British playwright John Osborne wrote an adaptation in 1972, and in 1991 famed playwright Judith Thompson presented an adaptation at the Shaw Festival. Thompson adapted the play a second time in 2005 at Buddies in Bad Times Theatre in Toronto, setting the first half of the play in the nineteenth century, and the second half during the present day. Early in 2006, the play gained critical success at the West Yorkshire Playhouse in Leeds and at the Liverpool Playhouse, directed by Matthew Lloyd with Gillian Kearney in the lead role. A revival opened in January 2009 on Broadway, starring Mary-Louise Parker as the title character and Michael Cerveris as Jørgen Tesman, at the American Airlines Theatre to mixed critical reviews.

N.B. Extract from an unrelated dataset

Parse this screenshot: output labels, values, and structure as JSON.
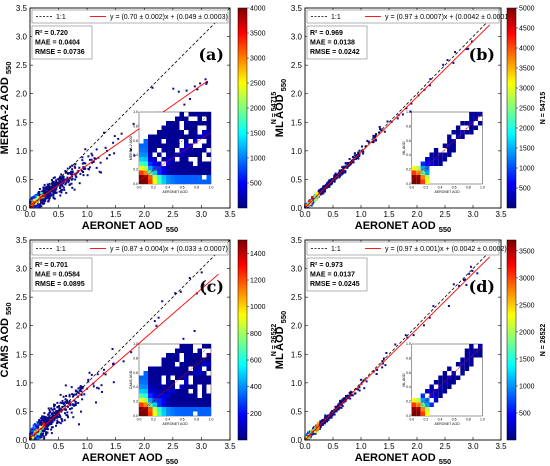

A modernised New Zealand adaptation by The Wild Duck starring Clare Kerrison in the title role, and opening at BATS Theatre in Wellington in April 2009, was hailed as "extraordinarily accessible without compromising Ibsen's genius at all."[7] Performance of a production of the play was stopped in Tehran, Iran in 2011.[8] Its organizers were summoned to court for inquiry after an Iranian news agency blasted the classic drama in a review and described it as "vulgar" and "hedonistic" with symbols of "sexual slavery cult".[9][10] A Serbian production premiered in February 2011 at the National Theatre in Belgrade[11]

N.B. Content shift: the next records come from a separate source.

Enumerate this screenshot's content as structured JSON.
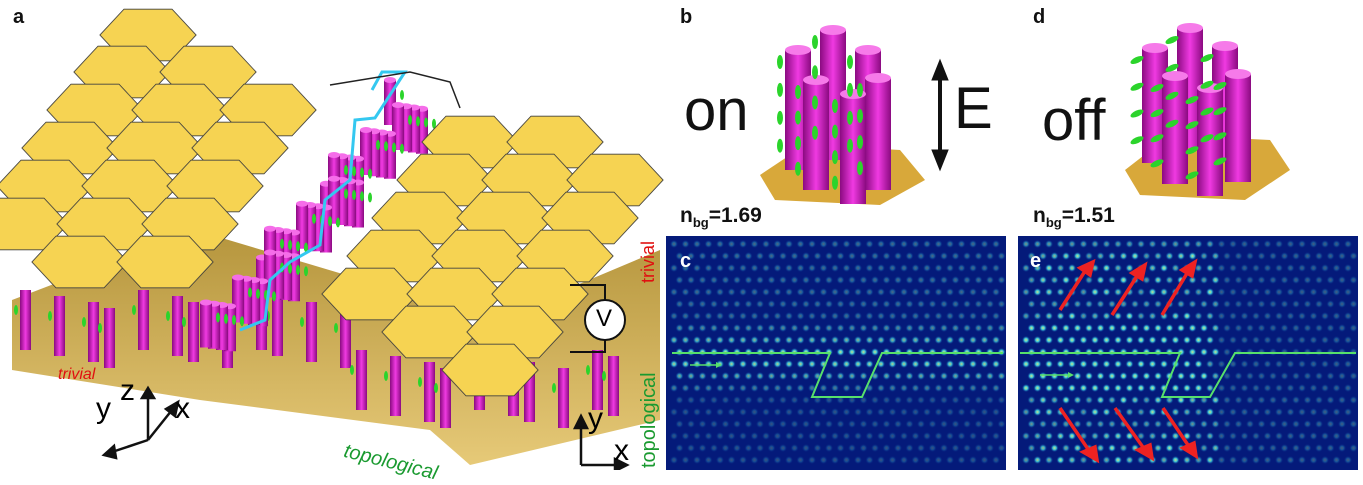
{
  "panels": {
    "a": "a",
    "b": "b",
    "c": "c",
    "d": "d",
    "e": "e"
  },
  "panel_a": {
    "trivial_label": "trivial",
    "topological_label": "topological",
    "axis_y": "y",
    "axis_z": "z",
    "axis_x": "x",
    "voltmeter": "V"
  },
  "panel_b": {
    "state": "on",
    "field": "E",
    "n_bg_main": "n",
    "n_bg_sub": "bg",
    "n_bg_value": "=1.69"
  },
  "panel_d": {
    "state": "off",
    "n_bg_main": "n",
    "n_bg_sub": "bg",
    "n_bg_value": "=1.51"
  },
  "field_maps": {
    "side_trivial": "trivial",
    "side_topological": "topological",
    "axis_y": "y",
    "axis_x": "x"
  },
  "colors": {
    "gold": "#e8c23a",
    "magenta": "#d417c8",
    "cyan": "#34c8f0",
    "green": "#2bd42b",
    "map_bg": "#041a7a",
    "red": "#e62020"
  }
}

The play has been adapted for screen a number of times, from the silent film era of the early 1910s to the present day in several languages.[12] In 1975, Glenda Jackson was nominated for an Academy Award as leading actress for her role in the British film adaptation Hedda.
Deborah Warner's version, with Fiona Shaw as Hedda Gabler and Stephen Rea as Ejlert Løvborg, was televised in 1993. Shaw's portrayal finds the hypersensitivity behind those cruelties of Hedda's which are often played without conscience. Shaw plays the requisite arrogance with which Hedda wounds those around her, but the immediate recriminations which she visits upon herself are even more harrowing.

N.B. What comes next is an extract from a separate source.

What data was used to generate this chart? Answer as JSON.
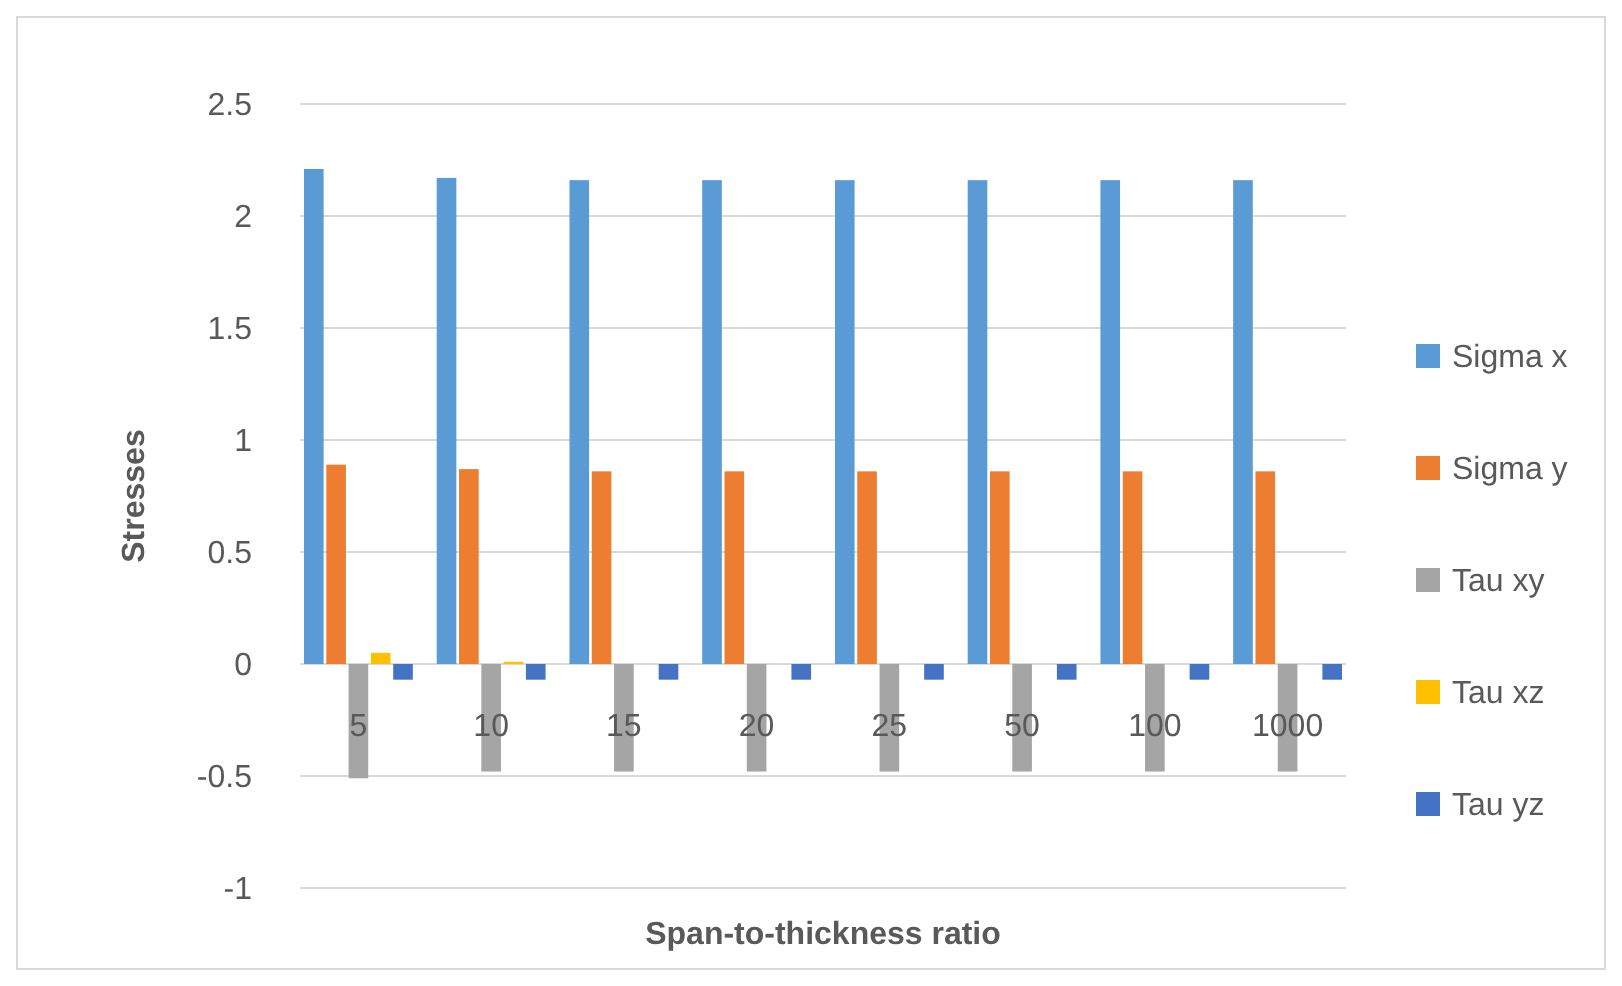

An American film version released in 2004 relocated the story to a community of young academics in Washington state.
An operatic adaptation of the play has been produced by Shanghai's Hangzhou XiaoBaiHua Yue Opera House.
An adaptation with a lesbian relationship was staged in Philadelphia in 2009 by Mauckingbird Theatre Company.[13]
A turkey living in Morningside Park, New York City, was named Hedda Gobbler.
A prostitute in the feature film Tristram Shandy: A Cock and Bull Story is named Hedda Gobbler.
The 2009 album Until the Earth Begins to Part by Scottish folk indie-rock band Broken Records features a song, "If Eilert Løvborg Wrote A Song, It Would Sound Like This".
John Cale, Welsh musician and founder of American rock band The Velvet Underground, recorded a song "Hedda Gabler" in 1976, included originally on the 1977 EP Animal Justice (now a bonus track on the CD of the album Sabotage). He performed the song live in London (5 March 2010) with a band and a 19 piece orchestra in his Paris 1919 tour.
The Norwegian hard-rock band Black Debbath recorded the song "Mötorhedda Gabler" on their Ibsen-inspired album Naar Vi Døde Rocker ("When We Dead Rock").
The original play Heddatron by Elizabeth Meriwether melds Hedda Gabler with a modern family’s search for love despite the invasion of technology into everyday life.